Огромные пузатые тараканы производили на обслуживающий персонал гостиницы эффект разорвавшейся бомбы. Бюхнера сразу же захотели выставить вон, но очень испугались, что он где-нибудь расскажет о здешних беспорядках, о которых он успел узнать, прожив несколько дней в гостинице, прежде чем остальные не узнали о его странных привычках и не менее странных существах, проживающих с ним в одной комнате.
Главный администратор гостиницы потребовал от Бюхнера дополнительную плату за проживающих с ним тараканов, но Бюхнер отказался.
– Вы же не берёте денег со своих тараканов, – ответствовал Бюхнер.
– Да, но мы их все-таки травим, – возмутился администратор.
– Ну, и травите себе на здоровье, если вам так нравится, – усмехнулся Бюхнер, и администратор почувствовал, что потерпел фиаско.
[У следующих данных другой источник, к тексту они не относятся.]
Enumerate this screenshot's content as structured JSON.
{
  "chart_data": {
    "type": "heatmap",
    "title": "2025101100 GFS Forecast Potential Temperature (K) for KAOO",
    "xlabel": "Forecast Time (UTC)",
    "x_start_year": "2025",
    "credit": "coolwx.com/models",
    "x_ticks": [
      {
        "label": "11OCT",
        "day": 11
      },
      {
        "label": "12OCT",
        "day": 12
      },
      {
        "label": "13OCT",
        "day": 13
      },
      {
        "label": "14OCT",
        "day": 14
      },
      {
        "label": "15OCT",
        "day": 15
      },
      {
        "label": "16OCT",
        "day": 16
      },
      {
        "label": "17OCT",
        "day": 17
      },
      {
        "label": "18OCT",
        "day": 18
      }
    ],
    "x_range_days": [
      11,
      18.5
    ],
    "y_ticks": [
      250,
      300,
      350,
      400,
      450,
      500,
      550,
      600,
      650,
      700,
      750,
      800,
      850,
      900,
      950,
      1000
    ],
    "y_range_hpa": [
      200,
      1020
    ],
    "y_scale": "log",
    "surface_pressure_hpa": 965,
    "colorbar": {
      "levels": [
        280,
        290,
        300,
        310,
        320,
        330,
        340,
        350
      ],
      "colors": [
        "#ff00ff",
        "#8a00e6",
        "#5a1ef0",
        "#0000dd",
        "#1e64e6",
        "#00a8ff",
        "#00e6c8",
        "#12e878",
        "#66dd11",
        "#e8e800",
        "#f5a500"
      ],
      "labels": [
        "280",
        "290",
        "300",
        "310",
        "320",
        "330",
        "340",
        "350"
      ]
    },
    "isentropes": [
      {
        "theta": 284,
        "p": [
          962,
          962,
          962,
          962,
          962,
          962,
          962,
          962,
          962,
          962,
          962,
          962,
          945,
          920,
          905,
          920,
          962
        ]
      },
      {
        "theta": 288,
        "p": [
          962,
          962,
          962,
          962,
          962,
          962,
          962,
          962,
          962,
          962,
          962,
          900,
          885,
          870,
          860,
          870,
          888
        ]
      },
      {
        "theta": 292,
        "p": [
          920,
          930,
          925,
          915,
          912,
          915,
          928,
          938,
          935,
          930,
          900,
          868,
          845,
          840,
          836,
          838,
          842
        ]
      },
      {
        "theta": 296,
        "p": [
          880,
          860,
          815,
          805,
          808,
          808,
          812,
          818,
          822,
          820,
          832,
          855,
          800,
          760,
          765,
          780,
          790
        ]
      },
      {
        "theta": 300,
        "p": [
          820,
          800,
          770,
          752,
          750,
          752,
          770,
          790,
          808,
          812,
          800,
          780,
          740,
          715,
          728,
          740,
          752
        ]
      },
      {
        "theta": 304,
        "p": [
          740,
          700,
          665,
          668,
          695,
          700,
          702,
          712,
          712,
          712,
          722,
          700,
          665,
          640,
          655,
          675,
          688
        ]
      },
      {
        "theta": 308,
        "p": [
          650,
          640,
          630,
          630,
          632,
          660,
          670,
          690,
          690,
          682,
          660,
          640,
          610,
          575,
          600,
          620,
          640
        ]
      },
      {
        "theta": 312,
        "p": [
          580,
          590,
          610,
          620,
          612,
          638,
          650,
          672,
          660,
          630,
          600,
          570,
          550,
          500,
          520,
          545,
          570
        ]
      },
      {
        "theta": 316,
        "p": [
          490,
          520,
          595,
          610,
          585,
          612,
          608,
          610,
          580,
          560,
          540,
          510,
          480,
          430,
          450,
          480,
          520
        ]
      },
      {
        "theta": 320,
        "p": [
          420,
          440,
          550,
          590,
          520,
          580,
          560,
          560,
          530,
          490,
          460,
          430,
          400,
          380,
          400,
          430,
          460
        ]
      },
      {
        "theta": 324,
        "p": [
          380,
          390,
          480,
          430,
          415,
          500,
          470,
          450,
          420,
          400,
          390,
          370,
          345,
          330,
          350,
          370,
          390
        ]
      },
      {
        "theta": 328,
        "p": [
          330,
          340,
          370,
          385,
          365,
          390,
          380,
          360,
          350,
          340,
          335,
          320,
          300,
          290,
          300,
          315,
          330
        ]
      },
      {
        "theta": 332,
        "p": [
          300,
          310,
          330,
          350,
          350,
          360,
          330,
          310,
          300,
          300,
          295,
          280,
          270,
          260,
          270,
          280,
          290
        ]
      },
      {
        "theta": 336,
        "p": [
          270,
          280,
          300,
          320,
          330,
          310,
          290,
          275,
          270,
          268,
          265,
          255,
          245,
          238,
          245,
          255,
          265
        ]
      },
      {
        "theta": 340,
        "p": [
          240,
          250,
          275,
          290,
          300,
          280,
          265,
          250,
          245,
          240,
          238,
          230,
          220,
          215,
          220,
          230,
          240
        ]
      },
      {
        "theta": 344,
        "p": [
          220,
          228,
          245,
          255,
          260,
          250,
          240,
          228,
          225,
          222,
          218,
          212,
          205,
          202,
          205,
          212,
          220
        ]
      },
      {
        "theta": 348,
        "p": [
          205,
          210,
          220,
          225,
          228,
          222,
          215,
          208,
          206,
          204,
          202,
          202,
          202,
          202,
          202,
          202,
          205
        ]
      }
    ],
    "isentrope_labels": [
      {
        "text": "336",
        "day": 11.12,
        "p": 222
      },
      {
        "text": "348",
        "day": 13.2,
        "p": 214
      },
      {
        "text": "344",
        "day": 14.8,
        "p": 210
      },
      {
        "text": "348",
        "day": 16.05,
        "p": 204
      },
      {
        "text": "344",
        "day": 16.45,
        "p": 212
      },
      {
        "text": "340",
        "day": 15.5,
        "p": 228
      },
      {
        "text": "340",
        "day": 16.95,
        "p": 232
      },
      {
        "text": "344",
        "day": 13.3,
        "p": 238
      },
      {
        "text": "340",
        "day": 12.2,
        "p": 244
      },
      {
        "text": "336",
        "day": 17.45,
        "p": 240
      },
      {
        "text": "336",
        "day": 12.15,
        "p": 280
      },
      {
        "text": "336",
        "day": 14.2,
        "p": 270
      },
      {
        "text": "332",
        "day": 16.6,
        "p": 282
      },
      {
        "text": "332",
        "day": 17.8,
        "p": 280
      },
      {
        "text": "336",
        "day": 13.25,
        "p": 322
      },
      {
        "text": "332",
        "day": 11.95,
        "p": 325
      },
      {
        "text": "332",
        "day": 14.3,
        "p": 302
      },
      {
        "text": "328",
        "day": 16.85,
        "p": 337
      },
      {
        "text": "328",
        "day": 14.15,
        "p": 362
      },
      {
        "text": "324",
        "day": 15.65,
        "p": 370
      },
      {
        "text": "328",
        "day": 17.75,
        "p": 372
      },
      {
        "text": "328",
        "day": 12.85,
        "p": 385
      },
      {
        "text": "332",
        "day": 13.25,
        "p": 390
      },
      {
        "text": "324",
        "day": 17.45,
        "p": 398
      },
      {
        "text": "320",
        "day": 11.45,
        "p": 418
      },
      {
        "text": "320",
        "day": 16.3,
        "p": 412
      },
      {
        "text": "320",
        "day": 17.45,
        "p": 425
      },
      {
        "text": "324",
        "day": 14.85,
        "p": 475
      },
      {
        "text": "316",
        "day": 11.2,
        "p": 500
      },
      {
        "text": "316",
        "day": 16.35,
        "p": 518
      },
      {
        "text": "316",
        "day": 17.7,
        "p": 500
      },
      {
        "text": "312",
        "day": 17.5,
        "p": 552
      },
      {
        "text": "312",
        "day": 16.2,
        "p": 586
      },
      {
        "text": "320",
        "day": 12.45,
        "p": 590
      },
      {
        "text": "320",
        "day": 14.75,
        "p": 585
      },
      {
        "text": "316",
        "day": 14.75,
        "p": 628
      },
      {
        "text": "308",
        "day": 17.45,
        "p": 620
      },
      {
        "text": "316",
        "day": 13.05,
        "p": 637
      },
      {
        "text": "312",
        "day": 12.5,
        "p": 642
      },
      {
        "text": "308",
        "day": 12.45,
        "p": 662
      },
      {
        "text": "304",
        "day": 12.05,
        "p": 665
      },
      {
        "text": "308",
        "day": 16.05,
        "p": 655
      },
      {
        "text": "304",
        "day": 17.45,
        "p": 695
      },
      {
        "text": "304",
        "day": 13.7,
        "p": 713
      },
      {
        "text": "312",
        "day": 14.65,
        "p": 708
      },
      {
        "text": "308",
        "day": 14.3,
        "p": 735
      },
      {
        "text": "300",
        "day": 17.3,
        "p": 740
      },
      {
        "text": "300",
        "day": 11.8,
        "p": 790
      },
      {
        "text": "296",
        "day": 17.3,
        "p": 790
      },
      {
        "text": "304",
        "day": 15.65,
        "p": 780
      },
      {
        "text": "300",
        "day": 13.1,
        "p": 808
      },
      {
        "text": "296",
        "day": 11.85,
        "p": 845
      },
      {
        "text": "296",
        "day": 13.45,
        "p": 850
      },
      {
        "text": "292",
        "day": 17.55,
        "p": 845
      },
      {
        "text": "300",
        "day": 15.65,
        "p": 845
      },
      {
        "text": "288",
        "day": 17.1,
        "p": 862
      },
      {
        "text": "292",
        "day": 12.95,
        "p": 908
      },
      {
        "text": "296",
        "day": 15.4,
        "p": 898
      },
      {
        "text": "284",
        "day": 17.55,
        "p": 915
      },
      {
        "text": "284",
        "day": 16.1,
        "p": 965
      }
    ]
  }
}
С тех пор Бюхнеру стали досаждать стареющие проститутки, которых, по-видимому, на Бюхнера натравливал главный администратор, но Бюхнер всегда умело расправлялся с охочими до него дамами с помощью приемов дзюдо и каратэ.
– Вы нам перебьете весь наш контингент, – жаловался администратор.
– Не думаю, – усмехался Бюхнер, – проституция – вечная профессия.
– А может, вам найти другую гостиницу? – просил его администратор.
– Мне и здесь неплохо, – отвечал Бюхнер и шел своей дорогой.
Маленький, лысенький и очкастый Бюхнер редко смеялся, зато очень часто обрывал свои фразы на полуслове, из-за чего его речь производила странное впечатление испорченного телефона.
Вот и сейчас Бюхнер оборачивается ко мне и говорит:
– Я хотел бы, – и тут же умолкает, разглядывая в стеклянной колбе огромную половозрелую самку, вокруг которой уже вовсю бегали крошечные, по-видимому, еще не оклемавшиеся от собственного рождения тараканчики.
– Между прочим, самки детерминируют над самцами, – важно оттопыривает нижнюю губу Бюхнер.
– Это в каком смысле?! – переспрашиваю я.
– Это в том смысле, что самок всегда рождается больше, чем самцов, поэтому все самцы вынуждены быть многоженцами!
– А у нас, у людей, наоборот, – заметил я.
– Да, у нас, у людей, все через жопу, – соглашается со мной Бюхнер, – хотя, – он снова задумался, глядя то на меня, то на счастливую роженицу в колбе.
– Ну и что хотя? – спросил я и тут же поймал себя на мысли, что с Бюхнером разговаривает совсем другой человек, а я мысленно и духовно уже перешагнул черту вместе со своей Герой.